CAR T Cell Therapy: A New Hope for Autoimmune Diseases Beyond Cancer
Introduction
For decades, CAR T cell therapy has been celebrated as a breakthrough in cancer treatment, particularly for blood cancers like leukemia and lymphoma. But now, researchers are turning this powerful immunotherapy against a different enemy: autoimmune diseases. In a growing number of clinical trials, the same engineered immune cells that hunt and destroy tumors are being deployed to target the rogue cells responsible for conditions such as multiple sclerosis (MS), lupus, Graves' disease, and vasculitis. The goal is nothing less than a reset of the body's faulty immune system—potentially offering lasting relief for millions of patients who have exhausted conventional treatments.

What Is CAR T Cell Therapy?
CAR T—short for chimeric antigen receptor T cell therapy—is a personalized treatment that involves extracting a patient's own immune cells (T cells), genetically modifying them in a lab to recognize specific targets, and then infusing them back into the patient. In cancer, those targets are proteins on the surface of malignant cells. Once reinfused, the engineered T cells multiply and attack the cancer with remarkable precision.
The same principle applies to autoimmune diseases, but the targets are different: instead of tumor markers, the CAR T cells are programmed to seek out and eliminate the self-reactive B cells and T cells that drive the immune system to attack the body's own tissues. By wiping out these misdirected cells, the therapy aims to restore a healthy immune balance—effectively resetting the system to a pre-disease state.
One Patient's Journey: From MS to a Clinical Trial
At age 49, Jan Janisch-Hanzlik felt her multiple sclerosis slowly robbing her of independence. A former nurse, she had to switch from an active hospital role to a desk job because of her worsening symptoms. Frequent falls made her afraid to carry her grandchildren. Her home, once manageable, had to be enlarged to accommodate the wheelchair she feared she would soon need full-time.
Standard medications offered little improvement, and Janisch-Hanzlik worried her condition would only deteriorate. When she heard about a trial of CAR T cell therapy at the University of Nebraska Medical Center in Omaha—not far from her home in Blair—she took action. She called the clinic every other month until they were ready to enroll her as the first patient in the study. For her, the experimental treatment represented a last hope to halt the relentless progression of MS.
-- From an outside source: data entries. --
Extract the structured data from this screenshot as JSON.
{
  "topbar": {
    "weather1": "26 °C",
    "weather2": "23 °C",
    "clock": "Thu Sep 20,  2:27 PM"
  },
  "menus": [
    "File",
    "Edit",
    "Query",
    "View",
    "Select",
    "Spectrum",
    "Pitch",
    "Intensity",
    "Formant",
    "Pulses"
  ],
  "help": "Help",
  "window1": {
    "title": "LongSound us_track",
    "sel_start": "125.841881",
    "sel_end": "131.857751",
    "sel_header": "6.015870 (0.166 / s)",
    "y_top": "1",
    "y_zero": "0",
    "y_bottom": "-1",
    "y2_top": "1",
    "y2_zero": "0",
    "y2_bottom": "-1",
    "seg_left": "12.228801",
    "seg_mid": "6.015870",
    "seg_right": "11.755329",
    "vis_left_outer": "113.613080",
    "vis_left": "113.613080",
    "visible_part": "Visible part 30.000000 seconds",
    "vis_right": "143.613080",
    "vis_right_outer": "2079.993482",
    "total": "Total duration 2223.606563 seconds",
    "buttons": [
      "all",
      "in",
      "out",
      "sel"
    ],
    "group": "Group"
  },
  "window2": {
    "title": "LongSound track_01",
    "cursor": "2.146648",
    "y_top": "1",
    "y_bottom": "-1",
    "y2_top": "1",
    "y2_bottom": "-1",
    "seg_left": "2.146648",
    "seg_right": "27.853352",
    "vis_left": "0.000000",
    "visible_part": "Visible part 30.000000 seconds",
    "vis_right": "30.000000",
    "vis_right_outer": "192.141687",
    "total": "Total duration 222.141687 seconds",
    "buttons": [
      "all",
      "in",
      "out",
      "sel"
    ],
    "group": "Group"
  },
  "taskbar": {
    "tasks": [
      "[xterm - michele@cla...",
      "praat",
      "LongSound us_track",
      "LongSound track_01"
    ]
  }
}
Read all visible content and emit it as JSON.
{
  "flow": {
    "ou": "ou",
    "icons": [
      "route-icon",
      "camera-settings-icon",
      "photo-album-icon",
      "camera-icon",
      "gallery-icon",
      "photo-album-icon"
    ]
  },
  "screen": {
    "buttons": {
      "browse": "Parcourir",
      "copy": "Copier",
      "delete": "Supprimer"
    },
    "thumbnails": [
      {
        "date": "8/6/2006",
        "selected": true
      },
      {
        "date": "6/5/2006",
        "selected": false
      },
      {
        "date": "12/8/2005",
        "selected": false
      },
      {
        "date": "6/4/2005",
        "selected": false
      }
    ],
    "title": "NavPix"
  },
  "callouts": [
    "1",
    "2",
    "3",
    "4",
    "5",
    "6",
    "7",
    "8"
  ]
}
How CAR T Targets Autoimmune Diseases
In autoimmune conditions, the immune system mistakenly identifies healthy cells as threats. In MS, for instance, immune cells attack the protective myelin sheath around nerve fibers, leading to neurological damage. CAR T therapy can be designed to recognize and destroy the specific B cells that produce these self-attacking antibodies. By eliminating these troublemakers, the treatment may allow the immune system to regenerate a more tolerant repertoire—one that no longer attacks the body.
Early results from multiple trials are encouraging. Patients with lupus have seen dramatic reductions in disease activity, sometimes achieving remission after a single infusion. In Graves' disease, a form of hyperthyroidism caused by autoantibodies, CAR T cells have successfully reduced antibody levels and normalized thyroid function. Similar successes are being reported for vasculitis and other conditions.

Current Clinical Trials and Conditions Under Study
Hundreds of clinical trials worldwide are now exploring CAR T therapy for autoimmune diseases. The conditions being investigated include:
- Multiple sclerosis – targeting B cells that damage myelin
- Systemic lupus erythematosus – resetting the immune system to stop attacks on organs
- Graves' disease – eliminating thyroid-stimulating autoantibodies
- Vasculitis – stopping inflammation of blood vessels
- Type 1 diabetes – protecting insulin-producing cells
- Rheumatoid arthritis – reducing joint inflammation
Each trial uses slightly different CAR designs and target antigens, but the overarching goal remains the same: to achieve a durable remission without the need for lifelong immunosuppressive drugs.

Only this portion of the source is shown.